It’s 90°F and the Friday afternoon before a holiday weekend.My wife is headed out if town and I will have my eight year old son in my own this weekend. It’s going to be hot tomorrow too.
Of course, the AC would go on the fritz today. Murphy’s Law.
It would be easy to let it get to me and to loose my shit about it. In the past I would have bitched up a storm, maybe thrown my phone across the room, and definitely drank over it — because that was how I dealt with everything, whether it was good or bad.
But not today. See, I know that it’s out of my control and so I’m choosing to roll with it. I’ve learned that I can’t control events, things, or other people — but I can control myself.
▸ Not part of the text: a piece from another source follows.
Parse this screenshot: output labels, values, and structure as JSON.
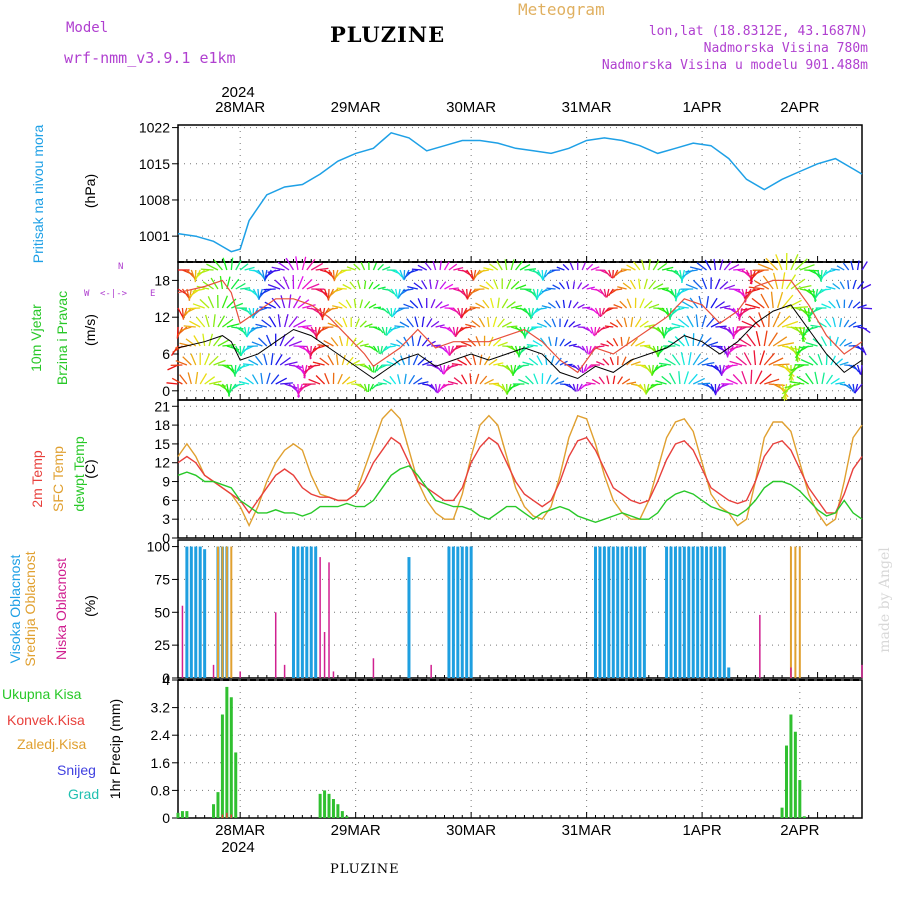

And if I choose to keep my side of the street clean, everyone around me is much happier. And that makes me happier.
So, I called the HVAC guys we use. Predictably it may not be today. Maybe tomorrow. John needs to look at the schedule and call me back.
That’s okay. We will survive.
It will be cool at night and it’s not supposed to be as hot tomorrow as today. And even cooler on Sunday and Monday. I know this because I was able to stay calm and look at the forecast.
So, I’m celebrating this as a little victory. The fact that I am not losing my shit and am calmly writing this post is a win.
I guess this is what they call growth, and I’m actually quite proud of myself.